MultipleChoiceAccuracy
Extracts the chosen letter (A–J) from the response and compares it to the correct answer.
| Score field | Description |
|---|
mc_accuracy | 1.0 if extracted letter matches correct letter |
from context_bench.evaluators import MultipleChoiceAccuracy
ev = MultipleChoiceAccuracy()
ev.score({"correct_letter": "B"}, {"response": "The answer is B."})
# {'mc_accuracy': 1.0}
Auto-wired for: mmlu, mmlu-pro, arc-challenge, gpqa, hellaswag, winogrande.
CodeExecution
Runs generated code against test cases in a subprocess and reports pass@1.
| Score field | Description |
|---|
pass_at_1 | 1.0 if the generated code passes all test cases |
from context_bench.evaluators import CodeExecution
ev = CodeExecution(timeout=10.0)
ev.score(
{
"context": "def add(a, b):\n",
"test": "def check(c):\n assert c(1,2)==3\n",
"entry_point": "add",
},
{"response": " return a + b\n"},
)
# {'pass_at_1': 1.0}
Auto-wired for: humaneval, mbpp.
MathEquivalence
LaTeX-aware numeric comparison. Handles fractions, percentages, and boxed answers.
| Score field | Description |
|---|
math_equiv | 1.0 if the response is mathematically equivalent to the answer |
from context_bench.evaluators import MathEquivalence
ev = MathEquivalence()
ev.score({"answer": r"\frac{1}{2}"}, {"response": "0.5"})
# {'math_equiv': 1.0}
ev.score({"answer": "42"}, {"response": r"The answer is $\boxed{42}$."})
# {'math_equiv': 1.0}
Auto-wired for: math, gsm8k, mgsm.
NLILabelMatch
Extracts classification labels from responses with alias mapping (e.g., “yes” → “entailment”).
| Score field | Description |
|---|
nli_accuracy | 1.0 if the extracted label matches the ground-truth label |
from context_bench.evaluators import NLILabelMatch
ev = NLILabelMatch()
ev.score({"answer": "Entailment"}, {"response": "Yes, this is true."})
# {'nli_accuracy': 1.0} ("yes" maps to "entailment")
Auto-wired for: contract-nli, scifact.
IFEvalChecker
19 programmatic constraint checks covering keywords, length, format, case, and more.

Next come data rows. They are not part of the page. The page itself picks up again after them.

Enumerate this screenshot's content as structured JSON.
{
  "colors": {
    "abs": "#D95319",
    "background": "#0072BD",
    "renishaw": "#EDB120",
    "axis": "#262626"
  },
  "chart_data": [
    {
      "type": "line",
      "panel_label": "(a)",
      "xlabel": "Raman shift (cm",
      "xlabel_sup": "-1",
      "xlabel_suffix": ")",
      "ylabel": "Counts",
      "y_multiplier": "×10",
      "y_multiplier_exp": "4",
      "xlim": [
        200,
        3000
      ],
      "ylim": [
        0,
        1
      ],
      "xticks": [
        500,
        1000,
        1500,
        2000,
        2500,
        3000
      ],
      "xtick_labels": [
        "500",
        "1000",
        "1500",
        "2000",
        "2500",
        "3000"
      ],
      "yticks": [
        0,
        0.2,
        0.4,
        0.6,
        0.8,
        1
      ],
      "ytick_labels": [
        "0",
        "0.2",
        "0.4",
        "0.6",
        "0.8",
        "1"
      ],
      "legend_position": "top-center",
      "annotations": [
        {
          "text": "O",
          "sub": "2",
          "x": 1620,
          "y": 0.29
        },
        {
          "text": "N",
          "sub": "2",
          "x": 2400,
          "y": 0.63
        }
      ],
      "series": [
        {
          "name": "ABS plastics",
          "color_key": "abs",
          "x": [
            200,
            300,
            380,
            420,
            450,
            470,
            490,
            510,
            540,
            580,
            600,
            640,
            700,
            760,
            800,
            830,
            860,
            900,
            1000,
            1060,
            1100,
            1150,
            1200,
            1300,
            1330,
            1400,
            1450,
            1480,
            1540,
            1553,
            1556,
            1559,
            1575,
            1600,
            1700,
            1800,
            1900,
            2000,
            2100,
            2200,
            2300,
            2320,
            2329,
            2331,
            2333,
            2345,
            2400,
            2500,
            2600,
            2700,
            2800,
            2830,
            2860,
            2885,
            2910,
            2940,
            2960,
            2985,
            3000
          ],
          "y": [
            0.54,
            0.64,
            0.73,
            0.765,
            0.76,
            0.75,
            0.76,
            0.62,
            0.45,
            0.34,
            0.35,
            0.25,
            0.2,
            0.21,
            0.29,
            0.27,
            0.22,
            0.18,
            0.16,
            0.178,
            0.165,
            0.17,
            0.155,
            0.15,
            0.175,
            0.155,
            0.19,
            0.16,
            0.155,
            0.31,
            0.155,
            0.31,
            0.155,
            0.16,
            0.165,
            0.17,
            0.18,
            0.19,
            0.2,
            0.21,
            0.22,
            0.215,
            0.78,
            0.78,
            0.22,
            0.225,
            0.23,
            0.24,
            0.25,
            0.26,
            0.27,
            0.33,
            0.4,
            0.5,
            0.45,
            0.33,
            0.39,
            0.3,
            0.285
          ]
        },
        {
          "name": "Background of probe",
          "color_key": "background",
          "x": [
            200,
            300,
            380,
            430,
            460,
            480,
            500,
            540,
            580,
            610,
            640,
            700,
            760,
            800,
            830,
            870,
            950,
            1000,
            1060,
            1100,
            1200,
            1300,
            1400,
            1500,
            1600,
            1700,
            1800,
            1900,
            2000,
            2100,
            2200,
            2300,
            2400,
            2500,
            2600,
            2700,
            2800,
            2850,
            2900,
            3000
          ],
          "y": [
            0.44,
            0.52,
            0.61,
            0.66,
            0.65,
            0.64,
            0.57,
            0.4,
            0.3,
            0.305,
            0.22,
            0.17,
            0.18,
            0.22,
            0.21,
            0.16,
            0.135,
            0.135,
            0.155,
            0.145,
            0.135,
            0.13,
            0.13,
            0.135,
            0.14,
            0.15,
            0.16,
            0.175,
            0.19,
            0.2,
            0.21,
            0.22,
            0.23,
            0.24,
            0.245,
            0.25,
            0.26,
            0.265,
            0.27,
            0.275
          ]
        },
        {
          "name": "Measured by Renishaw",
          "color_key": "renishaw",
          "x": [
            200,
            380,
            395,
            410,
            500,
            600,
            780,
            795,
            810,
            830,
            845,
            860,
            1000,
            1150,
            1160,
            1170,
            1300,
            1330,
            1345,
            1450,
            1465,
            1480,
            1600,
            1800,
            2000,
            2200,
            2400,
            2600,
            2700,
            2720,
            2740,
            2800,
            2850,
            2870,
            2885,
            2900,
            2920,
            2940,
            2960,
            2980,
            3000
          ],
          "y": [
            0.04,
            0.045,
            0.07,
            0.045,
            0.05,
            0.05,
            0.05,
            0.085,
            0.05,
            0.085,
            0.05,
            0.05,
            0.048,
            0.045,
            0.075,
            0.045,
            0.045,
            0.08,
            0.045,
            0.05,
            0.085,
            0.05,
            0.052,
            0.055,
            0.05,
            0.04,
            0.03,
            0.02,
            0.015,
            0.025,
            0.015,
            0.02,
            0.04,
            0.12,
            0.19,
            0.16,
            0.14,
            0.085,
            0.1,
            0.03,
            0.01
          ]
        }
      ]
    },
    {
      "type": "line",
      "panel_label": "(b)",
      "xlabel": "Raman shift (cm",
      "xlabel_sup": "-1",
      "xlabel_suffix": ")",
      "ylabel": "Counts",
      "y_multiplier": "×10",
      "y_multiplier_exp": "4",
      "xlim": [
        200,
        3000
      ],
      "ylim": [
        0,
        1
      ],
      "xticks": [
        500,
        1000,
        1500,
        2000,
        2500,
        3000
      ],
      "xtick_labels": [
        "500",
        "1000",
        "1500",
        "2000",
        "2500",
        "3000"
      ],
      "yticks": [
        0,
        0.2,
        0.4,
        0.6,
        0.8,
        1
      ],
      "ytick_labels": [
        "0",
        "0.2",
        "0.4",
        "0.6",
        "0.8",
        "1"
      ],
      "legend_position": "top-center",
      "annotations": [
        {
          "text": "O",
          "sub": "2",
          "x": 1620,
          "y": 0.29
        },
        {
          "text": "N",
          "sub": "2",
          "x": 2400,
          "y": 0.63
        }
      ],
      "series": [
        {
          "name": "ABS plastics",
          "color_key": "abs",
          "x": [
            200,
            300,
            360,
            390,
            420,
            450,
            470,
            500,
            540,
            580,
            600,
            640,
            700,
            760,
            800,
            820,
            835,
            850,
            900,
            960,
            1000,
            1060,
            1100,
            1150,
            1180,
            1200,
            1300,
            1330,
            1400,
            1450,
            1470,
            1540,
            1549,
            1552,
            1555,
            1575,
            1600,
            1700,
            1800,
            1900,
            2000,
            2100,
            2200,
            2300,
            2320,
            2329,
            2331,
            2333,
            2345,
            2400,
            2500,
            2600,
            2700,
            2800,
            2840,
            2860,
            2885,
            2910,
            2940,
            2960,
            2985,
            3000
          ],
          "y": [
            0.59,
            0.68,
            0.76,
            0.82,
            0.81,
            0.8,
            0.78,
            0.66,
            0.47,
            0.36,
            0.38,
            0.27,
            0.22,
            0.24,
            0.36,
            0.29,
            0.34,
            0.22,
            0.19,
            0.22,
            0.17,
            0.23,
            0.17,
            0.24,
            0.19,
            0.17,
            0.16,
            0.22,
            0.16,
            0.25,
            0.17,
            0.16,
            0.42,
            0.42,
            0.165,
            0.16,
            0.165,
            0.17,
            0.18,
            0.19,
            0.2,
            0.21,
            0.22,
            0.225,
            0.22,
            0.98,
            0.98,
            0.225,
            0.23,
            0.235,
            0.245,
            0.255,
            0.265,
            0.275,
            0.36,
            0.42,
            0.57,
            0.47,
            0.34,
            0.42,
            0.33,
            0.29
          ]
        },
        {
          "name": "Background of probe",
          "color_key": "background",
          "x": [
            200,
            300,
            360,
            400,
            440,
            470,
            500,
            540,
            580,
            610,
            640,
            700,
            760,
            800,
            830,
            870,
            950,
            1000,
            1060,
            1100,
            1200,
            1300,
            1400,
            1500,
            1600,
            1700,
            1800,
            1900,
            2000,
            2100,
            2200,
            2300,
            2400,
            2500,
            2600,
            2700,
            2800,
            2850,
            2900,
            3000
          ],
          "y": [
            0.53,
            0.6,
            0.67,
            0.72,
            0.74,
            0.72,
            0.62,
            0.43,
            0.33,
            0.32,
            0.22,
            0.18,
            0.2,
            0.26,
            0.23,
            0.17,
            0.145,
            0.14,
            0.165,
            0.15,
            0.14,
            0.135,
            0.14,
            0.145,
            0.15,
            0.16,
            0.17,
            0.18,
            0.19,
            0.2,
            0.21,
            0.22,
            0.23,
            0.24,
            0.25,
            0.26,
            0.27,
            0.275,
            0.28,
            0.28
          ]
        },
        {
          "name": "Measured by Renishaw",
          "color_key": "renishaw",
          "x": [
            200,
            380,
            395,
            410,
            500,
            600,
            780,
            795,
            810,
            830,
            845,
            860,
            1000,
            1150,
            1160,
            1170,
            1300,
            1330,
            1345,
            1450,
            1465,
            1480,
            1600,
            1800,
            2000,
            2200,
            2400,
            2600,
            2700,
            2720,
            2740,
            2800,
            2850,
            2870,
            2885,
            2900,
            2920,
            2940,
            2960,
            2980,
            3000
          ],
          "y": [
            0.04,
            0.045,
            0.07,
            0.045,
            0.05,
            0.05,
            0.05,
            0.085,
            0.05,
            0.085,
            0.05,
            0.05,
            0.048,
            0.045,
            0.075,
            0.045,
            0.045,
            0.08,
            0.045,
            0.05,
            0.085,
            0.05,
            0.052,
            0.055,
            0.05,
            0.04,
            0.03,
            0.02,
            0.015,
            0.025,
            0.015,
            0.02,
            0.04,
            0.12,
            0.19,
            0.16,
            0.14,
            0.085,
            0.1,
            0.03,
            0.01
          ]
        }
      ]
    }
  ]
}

| Score field | Description |
|---|
ifeval_strict | All constraints satisfied (strict mode) |
ifeval_loose | Majority of constraints satisfied (loose mode) |
from context_bench.evaluators import IFEvalChecker
ev = IFEvalChecker()
ev.score(
{
"instruction_id_list": ["punctuation:no_comma", "keywords:existence"],
"kwargs": [{}, {"keywords": ["hello"]}],
},
{"response": "hello world"},
)
# {'ifeval_strict': 1.0, 'ifeval_loose': 1.0}
Auto-wired for: ifeval.
LLMJudge
Uses an external LLM to rate responses on a 1–5 scale, normalized to 0–1.
| Score field | Description |
|---|
judge_score | Rating from 1–5 normalized to 0–1 |
from context_bench.evaluators import LLMJudge
judge = LLMJudge(base_url="http://localhost:9090", model="gpt-4")
judge.score(
{"question": "What is 2+2?", "answer": "4"},
{"response": "The answer is 4."},
)
# {'judge_score': 0.75} (rating 4/5 → normalized to 0–1)
Auto-wired for: any dataset when --judge-url is provided.
Enable LLMJudge from the CLI by passing --judge-url http://localhost:9090 --judge-model gpt-4.
Implementing a custom evaluator
Any class with name and score() satisfies the protocol:
class WordCountDiff:
name = "word-count-diff"
def score(self, original, processed):
original_words = len(original.get("context", "").split())
output_words = len(processed.get("response", "").split())
ratio = output_words / original_words if original_words else 0.0
return {"word_count_ratio": ratio}
Pass it alongside built-in evaluators:
result = evaluate(
systems=[my_system],
dataset=my_dataset,
evaluators=[AnswerQuality(), WordCountDiff()],
...
)
All score fields from all evaluators are merged into the same EvalRow.scores dict, so they are all available to metrics.
Evaluator is a typing.Protocol. Implement the methods on any class — no imports from context-bench are required to define a custom evaluator.